As novas tarifas também afetarão setores como papel, equipamentos agrícolas e eletrônicos, com início marcado para 8 de setembro. Carney fez o anúncio durante uma coletiva de imprensa, destacando a gravidade das ações a serem tomadas.

As sobretaxas canadenses serão equivalentes, “dólar por dólar”, às tarifas americanas de 50% que entraram em vigor no mesmo dia, impactando aproximadamente 20 bilhões de dólares em importações canadenses, incluindo itens como cimento e tacos de hóquei.

Após semanas de tentativas de negociação, Carney decidiu encerrar as conversas na noite de sexta-feira, antes do término do ultimato da Casa Branca.

O presidente dos EUA, Donald Trump, havia expressado anteriormente a esperança de alcançar um acordo com o Canadá, mencionando sua boa relação com Carney. Contudo, o primeiro-ministro canadense afirmou que as condições impostas por Trump eram inaceitáveis.

“No início da semana, acreditávamos que estávamos avançando para um acordo mutuamente benéfico, mas os Estados Unidos propuseram novos termos que eram antieconômicos e injustos”, afirmou Carney, ressaltando que as exigências eram excessivas em relação às ofertas feitas.

Carney também criticou a tentativa de Washington de incluir novos elementos no acordo que limitariam a capacidade do Canadá de firmar novos tratados comerciais.

“Não podemos aceitar o que eles ofereceram e não daremos o que eles pediram”, declarou Carney, acusando Trump de declarar uma guerra comercial.

Em resposta, o representante comercial dos EUA, Jamieson Greer, afirmou que o país tomaria medidas contra as represálias canadenses, embora não tenha fornecido detalhes sobre as ações a serem tomadas. Ele ainda mencionou que não estão previstos novos encontros de negociações com Ottawa.

Stuart Edwards, um residente canadense em Fort Erie, expressou preocupação com as consequências das tarifas, afirmando que a situação é triste, mas que a população resistirá.

“Pressão considerável”

O governo canadense busca minimizar os impactos das tarifas impostas por Trump sobre automóveis, aço e alumínio, que têm prejudicado a economia local, resultando na perda de empregos e tensionando uma relação comercial que antes era sólida.

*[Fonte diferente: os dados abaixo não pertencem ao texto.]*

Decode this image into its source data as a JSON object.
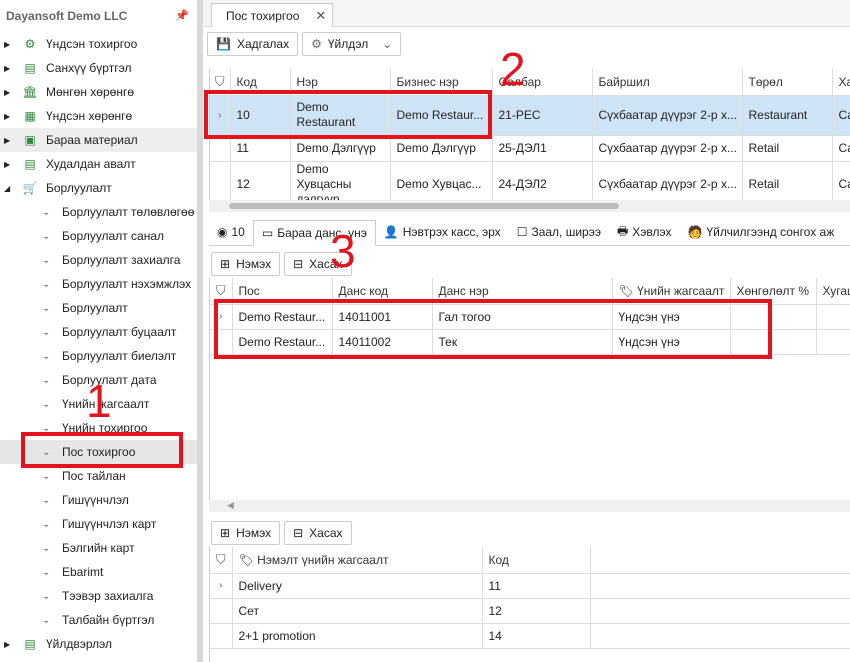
{
  "sidebar": {
    "company": "Dayansoft Demo LLC",
    "items": [
      {
        "label": "Үндсэн тохиргоо",
        "icon": "gear-icon"
      },
      {
        "label": "Санхүү бүртгэл",
        "icon": "ledger-icon"
      },
      {
        "label": "Мөнгөн хөрөнгө",
        "icon": "bank-icon"
      },
      {
        "label": "Үндсэн хөрөнгө",
        "icon": "building-icon"
      },
      {
        "label": "Бараа материал",
        "icon": "box-icon"
      },
      {
        "label": "Худалдан авалт",
        "icon": "ledger-icon"
      },
      {
        "label": "Борлуулалт",
        "icon": "cart-icon"
      }
    ],
    "children": [
      "Борлуулалт төлөвлөгөө",
      "Борлуулалт санал",
      "Борлуулалт захиалга",
      "Борлуулалт нэхэмжлэх",
      "Борлуулалт",
      "Борлуулалт буцаалт",
      "Борлуулалт биелэлт",
      "Борлуулалт дата",
      "Үнийн жагсаалт",
      "Үнийн тохиргоо",
      "Пос тохиргоо",
      "Пос тайлан",
      "Гишүүнчлэл",
      "Гишүүнчлэл карт",
      "Бэлгийн карт",
      "Ebarimt",
      "Тээвэр захиалга",
      "Талбайн бүртгэл"
    ],
    "bottom": "Үйлдвэрлэл"
  },
  "tab": {
    "title": "Пос тохиргоо"
  },
  "toolbar": {
    "save": "Хадгалах",
    "action": "Үйлдэл"
  },
  "grid1": {
    "headers": [
      "Код",
      "Нэр",
      "Бизнес нэр",
      "Салбар",
      "Байршил",
      "Төрөл",
      "Хар"
    ],
    "rows": [
      [
        "10",
        "Demo Restaurant",
        "Demo Restaur...",
        "21-PEC",
        "Сүхбаатар дүүрэг 2-р х...",
        "Restaurant",
        "Сал"
      ],
      [
        "11",
        "Demo Дэлгүүр",
        "Demo Дэлгүүр",
        "25-ДЭЛ1",
        "Сүхбаатар дүүрэг 2-р х...",
        "Retail",
        "Сал"
      ],
      [
        "12",
        "Demo Хувцасны дэлгүүр",
        "Demo Хувцас...",
        "24-ДЭЛ2",
        "Сүхбаатар дүүрэг 2-р х...",
        "Retail",
        "Сал"
      ]
    ]
  },
  "subtabs": {
    "id": "10",
    "t1": "Бараа данс, үнэ",
    "t2": "Нэвтрэх касс, эрх",
    "t3": "Заал, ширээ",
    "t4": "Хэвлэх",
    "t5": "Үйлчилгээнд сонгох аж"
  },
  "buttons": {
    "add": "Нэмэх",
    "remove": "Хасах"
  },
  "grid2": {
    "headers": [
      "Пос",
      "Данс код",
      "Данс нэр",
      "Үнийн жагсаалт",
      "Хөнгөлөлт %",
      "Хугац"
    ],
    "rows": [
      [
        "Demo Restaur...",
        "14011001",
        "Гал тогоо",
        "Үндсэн үнэ"
      ],
      [
        "Demo Restaur...",
        "14011002",
        "Тек",
        "Үндсэн үнэ"
      ]
    ]
  },
  "grid3": {
    "headers": [
      "Нэмэлт үнийн жагсаалт",
      "Код"
    ],
    "rows": [
      [
        "Delivery",
        "11"
      ],
      [
        "Сет",
        "12"
      ],
      [
        "2+1 promotion",
        "14"
      ]
    ]
  },
  "annotations": [
    "1",
    "2",
    "3"
  ],
  "colors": {
    "accent": "#e3141e",
    "selected": "#cfe4f7",
    "icon": "#2f8a3c"
  }
}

Durante a semana, negociadores canadenses estiveram em Washington para tentar resolver diversos pontos de conflito. A Casa Branca alegou que o Canadá estava praticando um “tratamento discriminatório” em relação a produtos americanos.

As tarifas estavam inicialmente programadas para entrar em vigor na quarta-feira, mas Trump adiou a implementação por três dias, alegando progresso nas negociações.

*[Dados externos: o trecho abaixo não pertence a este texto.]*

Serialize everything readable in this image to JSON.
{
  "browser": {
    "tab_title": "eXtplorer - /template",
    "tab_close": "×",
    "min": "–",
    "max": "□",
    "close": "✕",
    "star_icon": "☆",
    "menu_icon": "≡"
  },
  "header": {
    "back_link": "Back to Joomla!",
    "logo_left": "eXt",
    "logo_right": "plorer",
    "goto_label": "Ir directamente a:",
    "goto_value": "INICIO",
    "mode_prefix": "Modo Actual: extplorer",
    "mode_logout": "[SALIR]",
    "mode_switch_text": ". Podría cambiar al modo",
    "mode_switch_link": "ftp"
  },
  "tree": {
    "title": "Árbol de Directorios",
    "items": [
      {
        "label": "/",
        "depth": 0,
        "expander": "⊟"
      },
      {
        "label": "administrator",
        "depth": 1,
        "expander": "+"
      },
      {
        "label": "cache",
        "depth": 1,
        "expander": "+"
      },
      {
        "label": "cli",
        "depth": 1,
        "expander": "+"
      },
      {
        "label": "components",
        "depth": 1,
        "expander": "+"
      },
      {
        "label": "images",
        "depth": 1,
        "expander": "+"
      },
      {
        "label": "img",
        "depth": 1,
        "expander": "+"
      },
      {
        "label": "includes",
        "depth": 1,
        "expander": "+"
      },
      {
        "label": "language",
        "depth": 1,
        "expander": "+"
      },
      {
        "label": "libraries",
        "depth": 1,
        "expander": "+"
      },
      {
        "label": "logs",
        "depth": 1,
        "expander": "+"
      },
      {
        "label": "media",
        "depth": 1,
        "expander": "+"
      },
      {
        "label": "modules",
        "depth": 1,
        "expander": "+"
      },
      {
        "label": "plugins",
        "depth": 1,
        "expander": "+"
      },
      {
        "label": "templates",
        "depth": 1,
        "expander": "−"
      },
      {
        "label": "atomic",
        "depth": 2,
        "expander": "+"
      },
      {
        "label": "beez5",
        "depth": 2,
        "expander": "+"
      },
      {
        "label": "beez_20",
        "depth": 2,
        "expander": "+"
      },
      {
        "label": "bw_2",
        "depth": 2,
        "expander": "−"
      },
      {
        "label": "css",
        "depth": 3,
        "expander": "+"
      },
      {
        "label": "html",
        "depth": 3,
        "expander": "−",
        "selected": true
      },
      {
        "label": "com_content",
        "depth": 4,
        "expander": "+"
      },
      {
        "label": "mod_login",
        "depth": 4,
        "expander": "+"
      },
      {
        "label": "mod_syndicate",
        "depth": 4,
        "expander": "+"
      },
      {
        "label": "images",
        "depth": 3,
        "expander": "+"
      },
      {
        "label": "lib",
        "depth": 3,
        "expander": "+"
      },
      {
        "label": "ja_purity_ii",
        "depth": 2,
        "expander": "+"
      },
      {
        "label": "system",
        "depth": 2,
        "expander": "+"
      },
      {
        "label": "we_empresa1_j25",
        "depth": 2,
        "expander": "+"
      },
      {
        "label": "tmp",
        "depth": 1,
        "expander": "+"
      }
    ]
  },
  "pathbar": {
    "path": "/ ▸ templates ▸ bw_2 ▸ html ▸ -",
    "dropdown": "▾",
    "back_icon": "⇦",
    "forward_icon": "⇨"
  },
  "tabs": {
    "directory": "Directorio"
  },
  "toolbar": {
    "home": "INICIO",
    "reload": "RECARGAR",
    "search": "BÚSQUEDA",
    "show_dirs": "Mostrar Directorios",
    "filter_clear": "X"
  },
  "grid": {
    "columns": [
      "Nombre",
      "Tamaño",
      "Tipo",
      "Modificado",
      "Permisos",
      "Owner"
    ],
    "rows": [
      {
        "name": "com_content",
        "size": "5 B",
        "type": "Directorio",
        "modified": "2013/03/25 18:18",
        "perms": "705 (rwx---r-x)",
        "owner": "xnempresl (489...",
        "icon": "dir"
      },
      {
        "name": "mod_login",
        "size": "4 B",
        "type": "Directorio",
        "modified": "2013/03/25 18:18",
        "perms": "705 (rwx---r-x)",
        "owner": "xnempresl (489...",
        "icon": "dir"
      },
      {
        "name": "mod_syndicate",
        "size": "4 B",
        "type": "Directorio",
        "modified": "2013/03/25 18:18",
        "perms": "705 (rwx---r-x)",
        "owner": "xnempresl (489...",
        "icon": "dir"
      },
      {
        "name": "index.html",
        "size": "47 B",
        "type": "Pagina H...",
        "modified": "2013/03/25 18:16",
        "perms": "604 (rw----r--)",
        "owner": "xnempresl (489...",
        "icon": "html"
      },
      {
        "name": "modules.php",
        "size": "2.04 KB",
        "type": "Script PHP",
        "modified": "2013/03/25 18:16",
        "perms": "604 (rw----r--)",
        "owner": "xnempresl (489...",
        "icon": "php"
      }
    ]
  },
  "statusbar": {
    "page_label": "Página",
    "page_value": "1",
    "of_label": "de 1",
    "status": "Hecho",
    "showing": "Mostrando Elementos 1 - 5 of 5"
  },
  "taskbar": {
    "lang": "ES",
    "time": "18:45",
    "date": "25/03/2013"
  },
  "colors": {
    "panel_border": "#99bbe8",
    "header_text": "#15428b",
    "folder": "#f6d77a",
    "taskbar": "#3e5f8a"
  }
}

Ryan Majerus, especialista em comércio internacional, comentou que as partes envolvidas enfrentarão pressão significativa para encontrar uma solução negociada nos próximos dias.

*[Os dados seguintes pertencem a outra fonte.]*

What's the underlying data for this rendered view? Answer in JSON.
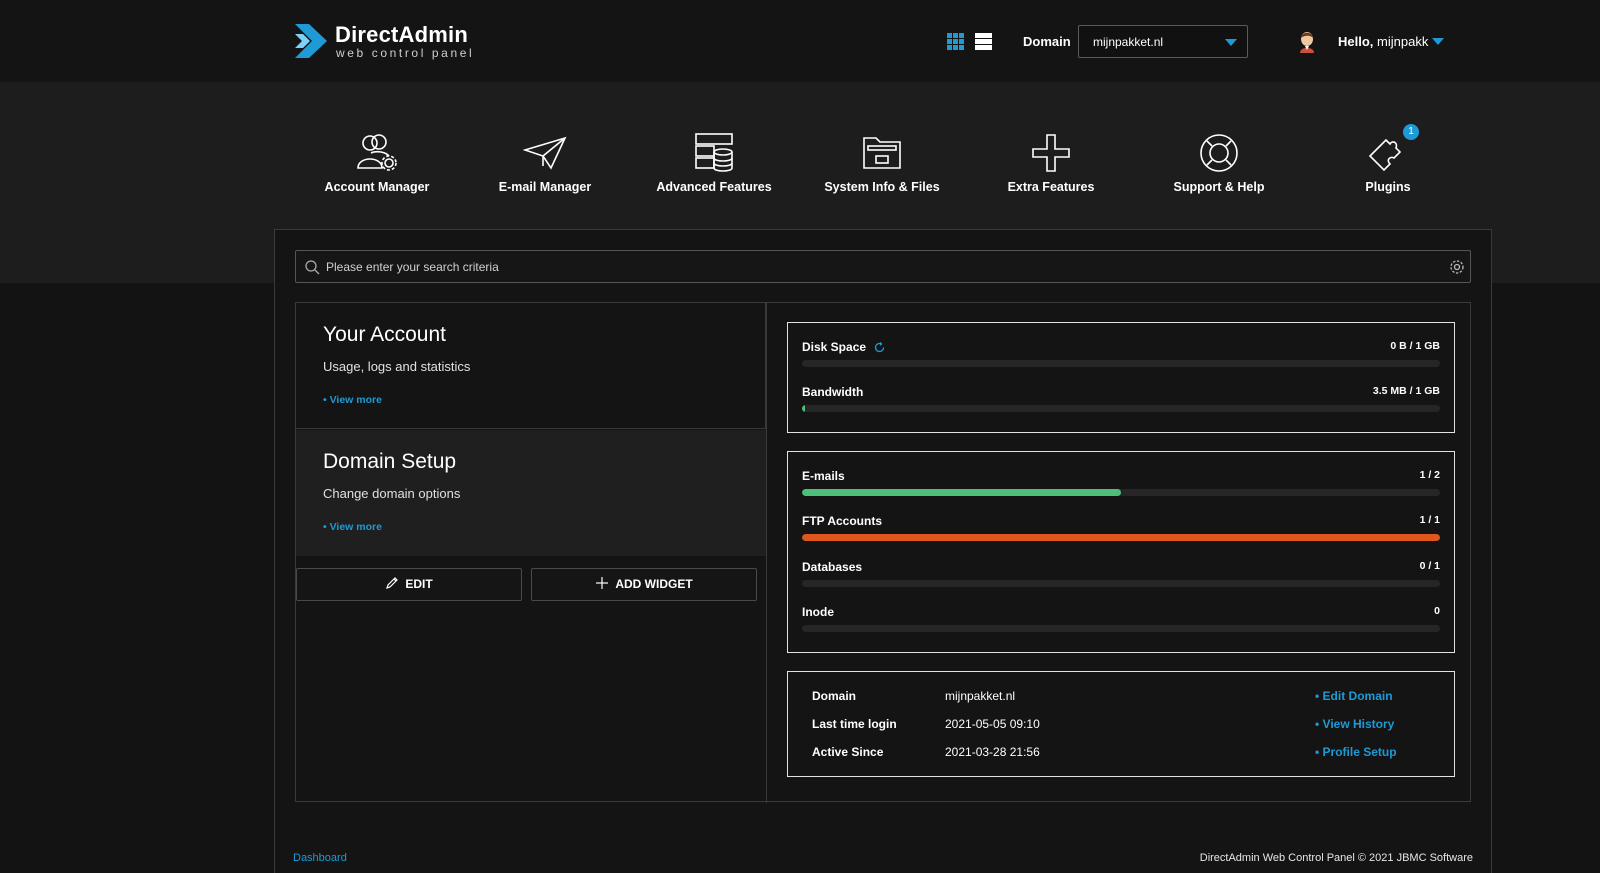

A senadora democrata Amy Klobuchar, de Minnesota, alertou que a escalada da guerra comercial aumentará os custos para pequenas empresas, agricultores e famílias em seu estado, destacando a importância do comércio com o Canadá.

“Não se pode confiar em Trump”

Doug Ford, governador da província de Ontário, manifestou satisfação com as ações de Carney, afirmando que “não se pode confiar no presidente Trump”.

As negociações entre Washington e Ottawa ainda precisam abordar modificações no acordo de livre comércio da América do Norte, que inclui o México e cuja renovação na forma atual foi rejeitada por Trump.

As relações entre os dois países foram ainda mais afetadas pelas ameaças de Trump de transformar o Canadá no 51º estado dos EUA e por críticas ao discurso de Carney no Fórum Econômico Mundial de Davos.

Carney reiterou que as relações com os Estados Unidos mudaram permanentemente e que o Canadá deve reduzir sua dependência do país, para onde 70% das suas exportações são direcionadas atualmente.

“Desde o começo reconhecemos que os Estados Unidos mudaram”, concluiu Carney em sua declaração.